There are many situations in which I've made a raucous noise, but none more so than when I stub my toe.

It's my toes fault, really. Put them in a dark room and they set out to find the nearest wall before my fingers find the nearest light switch. I would just as soon do without them, but the ensuing loss of balance would only cause me to fall over, resulting in continued yawping.

Stupid toes. They even look stupid. I swear my big toe makes a durrr sound every time I remove my socks. I believe the pinky toe might be the only one with any brains, as it seems to tuck in underneath the nearest toe possible, as though it knows the inevitable concussions the big toe leads the foot into.

Tuesday, April 5, 2011

Obviate

Obviate - To anticipate and prevent

Lets take the female gender, for example. When they go out together to a local bar or dance club they stay together as a group and look out for each others best interest. They see a gentleman of questionable character and prevent him from interacting with any woman in the group.

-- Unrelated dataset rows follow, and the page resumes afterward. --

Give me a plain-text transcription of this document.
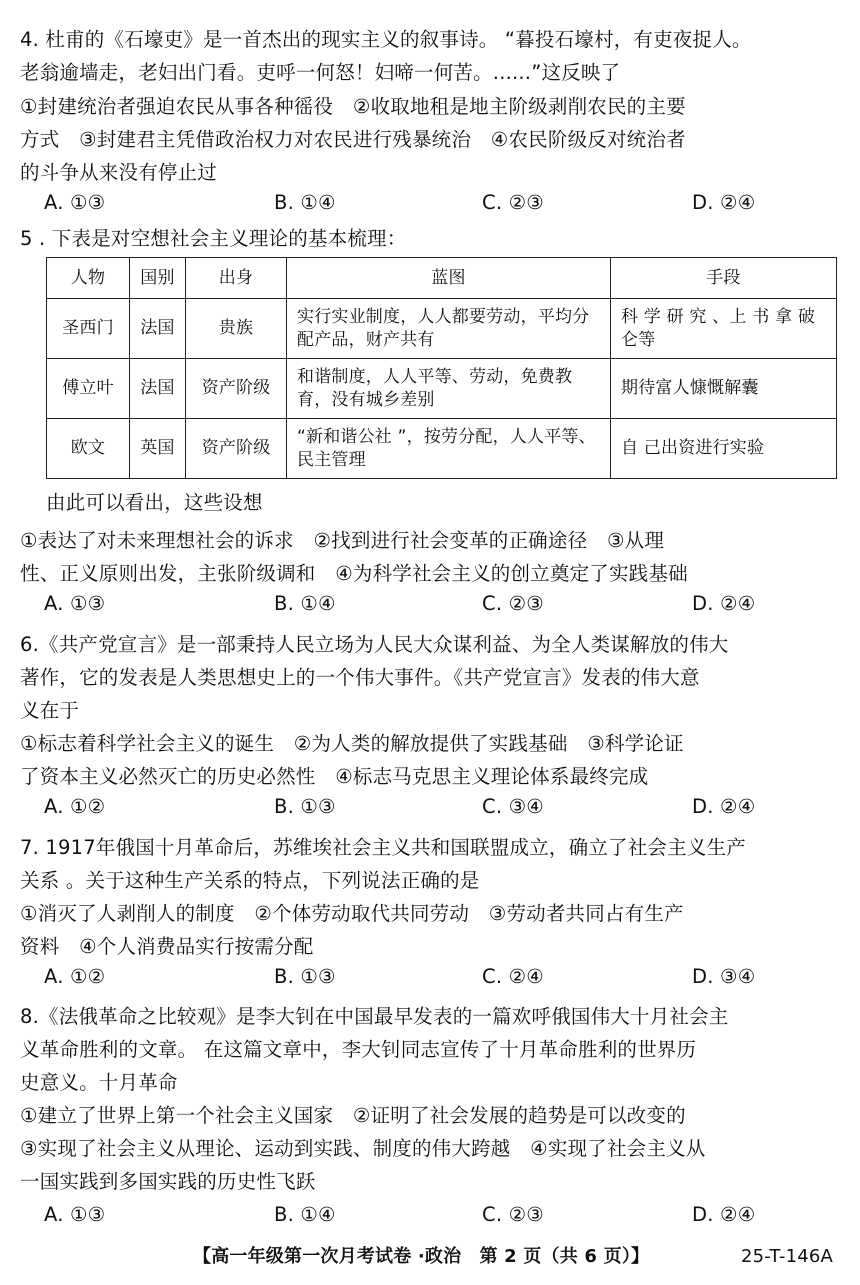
4. 杜甫的《石壕吏》是一首杰出的现实主义的叙事诗。 “暮投石壕村，有吏夜捉人。
老翁逾墙走，老妇出门看。吏呼一何怒！妇啼一何苦。......”这反映了
①封建统治者强迫农民从事各种徭役　②收取地租是地主阶级剥削农民的主要
方式　③封建君主凭借政治权力对农民进行残暴统治　④农民阶级反对统治者
的斗争从来没有停止过
A. ①③	B. ①④	C. ②③	D. ②④
5 . 下表是对空想社会主义理论的基本梳理：
人物	国别	出身	蓝图	手段
圣西门	法国	贵族	实行实业制度，人人都要劳动，平均分配产品，财产共有	科 学 研 究 、上 书 拿 破仑等
傅立叶	法国	资产阶级	和谐制度，人人平等、劳动，免费教育，没有城乡差别	期待富人慷慨解囊
欧文	英国	资产阶级	“新和谐公社 ”，按劳分配，人人平等、民主管理	自 己出资进行实验
由此可以看出，这些设想
①表达了对未来理想社会的诉求　②找到进行社会变革的正确途径　③从理
性、正义原则出发，主张阶级调和　④为科学社会主义的创立奠定了实践基础
A. ①③	B. ①④	C. ②③	D. ②④
6.《共产党宣言》是一部秉持人民立场为人民大众谋利益、为全人类谋解放的伟大
著作，它的发表是人类思想史上的一个伟大事件。《共产党宣言》发表的伟大意
义在于
①标志着科学社会主义的诞生　②为人类的解放提供了实践基础　③科学论证
了资本主义必然灭亡的历史必然性　④标志马克思主义理论体系最终完成
A. ①②	B. ①③	C. ③④	D. ②④
7. 1917年俄国十月革命后，苏维埃社会主义共和国联盟成立，确立了社会主义生产
关系 。关于这种生产关系的特点，下列说法正确的是
①消灭了人剥削人的制度　②个体劳动取代共同劳动　③劳动者共同占有生产
资料　④个人消费品实行按需分配
A. ①②	B. ①③	C. ②④	D. ③④
8.《法俄革命之比较观》是李大钊在中国最早发表的一篇欢呼俄国伟大十月社会主
义革命胜利的文章。 在这篇文章中，李大钊同志宣传了十月革命胜利的世界历
史意义。十月革命
①建立了世界上第一个社会主义国家　②证明了社会发展的趋势是可以改变的
③实现了社会主义从理论、运动到实践、制度的伟大跨越　④实现了社会主义从
一国实践到多国实践的历史性飞跃
A. ①③	B. ①④	C. ②③	D. ②④
【高一年级第一次月考试卷 ·政治　第 2 页（共 6 页）】	25-T-146A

This is a style of obviation sorely lacking within my own group of friends. Alcohol, as you may or may not know, has a certain way of dulling the senses and softening the features of the opposite sex, who may in fact resemble more an NFL linebacker than a swimsuit model.

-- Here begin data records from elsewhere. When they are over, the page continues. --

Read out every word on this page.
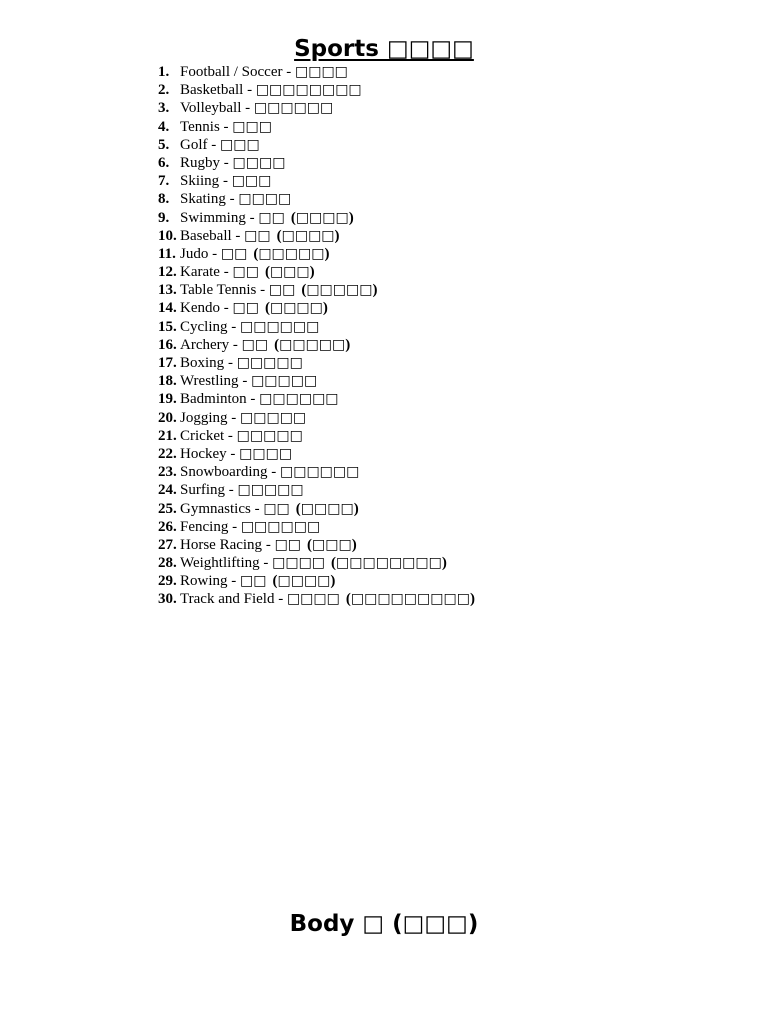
Sports □□□□
1. Football / Soccer - □□□□
2. Basketball - □□□□□□□□
3. Volleyball - □□□□□□
4. Tennis - □□□
5. Golf - □□□
6. Rugby - □□□□
7. Skiing - □□□
8. Skating - □□□□
9. Swimming - □□ (□□□□)
10. Baseball - □□ (□□□□)
11. Judo - □□ (□□□□□)
12. Karate - □□ (□□□)
13. Table Tennis - □□ (□□□□□)
14. Kendo - □□ (□□□□)
15. Cycling - □□□□□□
16. Archery - □□ (□□□□□)
17. Boxing - □□□□□
18. Wrestling - □□□□□
19. Badminton - □□□□□□
20. Jogging - □□□□□
21. Cricket - □□□□□
22. Hockey - □□□□
23. Snowboarding - □□□□□□
24. Surfing - □□□□□
25. Gymnastics - □□ (□□□□)
26. Fencing - □□□□□□
27. Horse Racing - □□ (□□□)
28. Weightlifting - □□□□ (□□□□□□□□)
29. Rowing - □□ (□□□□)
30. Track and Field - □□□□ (□□□□□□□□□)
Body □ (□□□)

Upon realizing this my friends never fail to take action.

"Look at Chad flirting with that girl over there..."
"Wow. Her shoulders are broader than his are..."
"..."
"Let's buy him another shot."

Monday, April 4, 2011

Natatorium

natatorium

[ney-tuh-tawr-ee-uhm, -tohr-, nat-uh-]
1.) a swimming pool, especially one that is indoors.
I am a man living the life of his dreams, even when those dreams are not based fully in reality. Sure, hard work pays off eventually, but lying to myself makes me feel better now. 
Where some might see a bathtub in my cramped one bedroom apartment I see my own personal natatorium, where I swim up to six laps a day. You might think the palm tree themed shower curtain is tacky, but I happen to enjoy the beach view. 
Now if you will excuse me, I need to go practice my cannonballs.